Plusieurs maires du Québec croient que l’avenir des villes passe par la protection des milieux naturels et des terres agricoles, et la densification urbaine. Mais ils ont besoin d’outils pour accomplir cette transition et attendent avec impatience le dépôt de la Politique nationale d’architecture et d’aménagement du territoire, portée par la ministre des Affaires municipales, Andrée Laforest.

M. Nadeau-Dubois va juger le contenu de cette politique lorsqu’elle sera déposée.

« Mais comment les municipalités peuvent-elles faire confiance à un gouvernement qui dit que le troisième lien va freiner l’étalement et que la densification, c’est une mode ? Poser la question, c’est y répondre. »

— Gabriel Nadeau-Dubois, chef parlementaire de Québec solidaire

« [Les maires] ne peuvent pas compter sur la Coalition avenir Québec pour leur donner les clés de la transition », déplore-t-il.

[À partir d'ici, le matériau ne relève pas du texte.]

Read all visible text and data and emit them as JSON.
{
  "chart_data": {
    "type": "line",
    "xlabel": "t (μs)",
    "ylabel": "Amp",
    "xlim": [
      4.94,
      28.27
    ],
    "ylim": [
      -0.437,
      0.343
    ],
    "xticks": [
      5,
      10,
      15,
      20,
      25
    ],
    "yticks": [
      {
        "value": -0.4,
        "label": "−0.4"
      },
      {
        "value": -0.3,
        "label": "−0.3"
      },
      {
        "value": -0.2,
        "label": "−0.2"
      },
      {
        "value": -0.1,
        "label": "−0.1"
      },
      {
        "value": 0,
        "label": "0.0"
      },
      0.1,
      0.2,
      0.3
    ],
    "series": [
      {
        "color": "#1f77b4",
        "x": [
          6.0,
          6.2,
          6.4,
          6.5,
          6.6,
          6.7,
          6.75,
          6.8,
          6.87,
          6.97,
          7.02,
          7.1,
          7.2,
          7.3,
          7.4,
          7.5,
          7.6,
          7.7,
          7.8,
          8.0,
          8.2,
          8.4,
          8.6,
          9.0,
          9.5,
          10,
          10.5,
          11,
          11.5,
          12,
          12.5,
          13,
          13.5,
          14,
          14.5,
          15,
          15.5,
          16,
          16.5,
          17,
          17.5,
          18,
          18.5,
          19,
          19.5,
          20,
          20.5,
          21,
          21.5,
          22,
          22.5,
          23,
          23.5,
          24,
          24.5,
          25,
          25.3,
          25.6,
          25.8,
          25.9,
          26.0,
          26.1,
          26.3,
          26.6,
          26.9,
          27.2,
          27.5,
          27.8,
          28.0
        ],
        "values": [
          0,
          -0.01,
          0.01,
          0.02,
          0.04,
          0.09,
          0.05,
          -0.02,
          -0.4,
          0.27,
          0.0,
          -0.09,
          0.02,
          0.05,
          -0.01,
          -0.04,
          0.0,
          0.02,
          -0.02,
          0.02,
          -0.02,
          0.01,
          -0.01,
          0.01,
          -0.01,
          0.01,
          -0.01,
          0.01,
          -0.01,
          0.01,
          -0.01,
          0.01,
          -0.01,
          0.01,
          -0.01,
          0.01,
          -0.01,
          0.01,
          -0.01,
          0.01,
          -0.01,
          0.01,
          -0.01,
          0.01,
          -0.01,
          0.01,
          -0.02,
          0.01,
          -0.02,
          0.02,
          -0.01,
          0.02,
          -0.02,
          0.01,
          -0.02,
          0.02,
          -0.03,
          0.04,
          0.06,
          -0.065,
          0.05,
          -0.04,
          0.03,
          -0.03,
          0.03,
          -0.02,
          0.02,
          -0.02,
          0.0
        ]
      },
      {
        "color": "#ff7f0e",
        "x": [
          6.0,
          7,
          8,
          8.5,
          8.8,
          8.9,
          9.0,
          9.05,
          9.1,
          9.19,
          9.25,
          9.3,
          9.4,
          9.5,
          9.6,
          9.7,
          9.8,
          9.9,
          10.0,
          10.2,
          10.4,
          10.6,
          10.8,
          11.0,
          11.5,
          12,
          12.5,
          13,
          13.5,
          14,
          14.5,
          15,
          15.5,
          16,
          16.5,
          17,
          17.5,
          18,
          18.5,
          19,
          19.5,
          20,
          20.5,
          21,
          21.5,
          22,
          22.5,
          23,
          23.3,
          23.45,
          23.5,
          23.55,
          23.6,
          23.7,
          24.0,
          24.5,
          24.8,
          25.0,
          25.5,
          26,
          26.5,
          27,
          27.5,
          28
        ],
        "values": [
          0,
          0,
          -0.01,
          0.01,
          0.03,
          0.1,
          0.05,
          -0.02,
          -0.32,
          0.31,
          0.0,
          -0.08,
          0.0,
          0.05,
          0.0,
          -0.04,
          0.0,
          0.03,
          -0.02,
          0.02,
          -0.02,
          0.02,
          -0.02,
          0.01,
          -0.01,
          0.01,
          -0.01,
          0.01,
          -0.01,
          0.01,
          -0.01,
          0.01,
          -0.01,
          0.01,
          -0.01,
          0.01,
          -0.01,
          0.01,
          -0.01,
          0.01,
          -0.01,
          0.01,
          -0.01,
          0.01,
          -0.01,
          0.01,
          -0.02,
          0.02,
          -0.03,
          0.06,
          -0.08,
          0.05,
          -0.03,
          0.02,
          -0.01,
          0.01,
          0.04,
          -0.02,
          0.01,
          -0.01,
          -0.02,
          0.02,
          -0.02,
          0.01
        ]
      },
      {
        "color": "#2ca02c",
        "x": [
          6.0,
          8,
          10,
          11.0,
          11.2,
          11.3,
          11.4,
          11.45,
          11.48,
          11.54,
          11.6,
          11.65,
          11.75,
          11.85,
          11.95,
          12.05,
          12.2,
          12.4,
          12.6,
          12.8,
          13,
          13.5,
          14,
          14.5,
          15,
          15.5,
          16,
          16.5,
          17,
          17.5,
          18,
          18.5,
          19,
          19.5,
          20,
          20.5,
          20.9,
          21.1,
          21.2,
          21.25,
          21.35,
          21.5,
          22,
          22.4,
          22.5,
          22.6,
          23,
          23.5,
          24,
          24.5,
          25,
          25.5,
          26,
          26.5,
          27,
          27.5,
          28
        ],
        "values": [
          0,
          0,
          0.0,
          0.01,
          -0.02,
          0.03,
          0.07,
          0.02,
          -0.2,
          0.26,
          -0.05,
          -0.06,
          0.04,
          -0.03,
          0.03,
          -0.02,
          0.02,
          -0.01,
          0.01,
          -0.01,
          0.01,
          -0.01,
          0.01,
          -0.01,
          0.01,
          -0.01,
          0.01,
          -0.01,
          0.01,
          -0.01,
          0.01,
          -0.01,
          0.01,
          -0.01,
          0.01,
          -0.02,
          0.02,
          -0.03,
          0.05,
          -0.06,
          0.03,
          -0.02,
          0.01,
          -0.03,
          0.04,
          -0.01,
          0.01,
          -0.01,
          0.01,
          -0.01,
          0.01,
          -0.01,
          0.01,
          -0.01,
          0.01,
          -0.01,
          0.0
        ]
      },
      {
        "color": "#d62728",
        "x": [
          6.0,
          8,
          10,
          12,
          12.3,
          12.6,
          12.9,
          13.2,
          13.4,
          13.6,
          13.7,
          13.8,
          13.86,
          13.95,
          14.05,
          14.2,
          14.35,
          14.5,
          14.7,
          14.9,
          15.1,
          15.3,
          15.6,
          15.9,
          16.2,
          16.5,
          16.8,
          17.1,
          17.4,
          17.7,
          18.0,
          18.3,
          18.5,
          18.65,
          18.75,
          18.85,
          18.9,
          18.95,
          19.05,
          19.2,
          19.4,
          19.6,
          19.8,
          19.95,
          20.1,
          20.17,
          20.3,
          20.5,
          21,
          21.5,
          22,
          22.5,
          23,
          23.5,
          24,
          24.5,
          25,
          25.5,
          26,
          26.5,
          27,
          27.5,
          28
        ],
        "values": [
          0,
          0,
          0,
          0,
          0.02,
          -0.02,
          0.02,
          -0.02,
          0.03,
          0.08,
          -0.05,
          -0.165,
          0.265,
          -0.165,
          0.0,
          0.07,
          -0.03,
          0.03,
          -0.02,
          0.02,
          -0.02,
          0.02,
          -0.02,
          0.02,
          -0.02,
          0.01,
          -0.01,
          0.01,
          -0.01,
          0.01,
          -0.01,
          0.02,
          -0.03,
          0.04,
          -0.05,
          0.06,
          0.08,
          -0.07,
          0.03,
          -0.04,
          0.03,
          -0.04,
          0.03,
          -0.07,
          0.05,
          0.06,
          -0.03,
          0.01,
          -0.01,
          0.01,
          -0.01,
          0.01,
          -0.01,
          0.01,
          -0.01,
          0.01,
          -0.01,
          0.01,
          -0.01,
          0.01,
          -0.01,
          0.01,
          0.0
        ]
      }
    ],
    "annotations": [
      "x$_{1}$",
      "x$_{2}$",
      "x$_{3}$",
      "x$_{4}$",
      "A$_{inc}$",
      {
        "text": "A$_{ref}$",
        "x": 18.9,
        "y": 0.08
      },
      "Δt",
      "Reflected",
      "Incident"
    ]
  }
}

Du côté du Parti libéral, la députée de Verdun et critique en matière d’environnement, Isabelle Melançon, fait un lien avec la marche « Du pain et des forêts » qui a eu lieu à Québec dimanche. Les mères et les maires, dit-elle, veulent une nouvelle vision du développement économique, une vision « responsable et durable ». « Quand j’entends encore le ministre de l’Environnement dire que le tunnel caquiste va freiner l’étalement urbain. Il est tout seul dans son coin à dire ça », affirme-t-elle.

Pas besoin d’un bungalow

La députée estime que des « changements de paradigme importants » sont en cours et que de plus en plus de gens comprennent qu’il est possible d’élever des enfants en ville. « À Verdun, vous n’aurez pas de bungalows. Et pourtant, on en parle comme un paradis des familles à cause des espaces verts, des parcs, des infrastructures pour accueillir les familles. On n’a pas besoin d’avoir un module géant pour enfants dans chaque cour. Peut-être qu’on peut partager ces infrastructures », dit-elle.

Du côté du Parti québécois, le chef Paul St-Pierre Plamondon estime qu’« environnement, protection des terres agricoles, verdissement des villes, accessibilité aux transports collectifs [et] adaptation des villes à une population vieillissante » s’imposeront comme des sujets incontournables dans les prochaines années, « que ça plaise à la CAQ ou non ».

« La CAQ a perdu quatre ans à faire la sourde oreille parce que ses sondages lui indiquent que tout est beau : business as usual. Vu que l’urgence d’agir en matière d’urbanisme ne cadre pas avec cette absence de leadership, elle pourrait fort bien avoir des surprises. Sans tomber dans l’idéologie, on a besoin d’une planification intelligente de ces questions rapidement. Bravo à ces maires qui ont une vision et qui montrent le chemin », a affirmé le chef péquiste.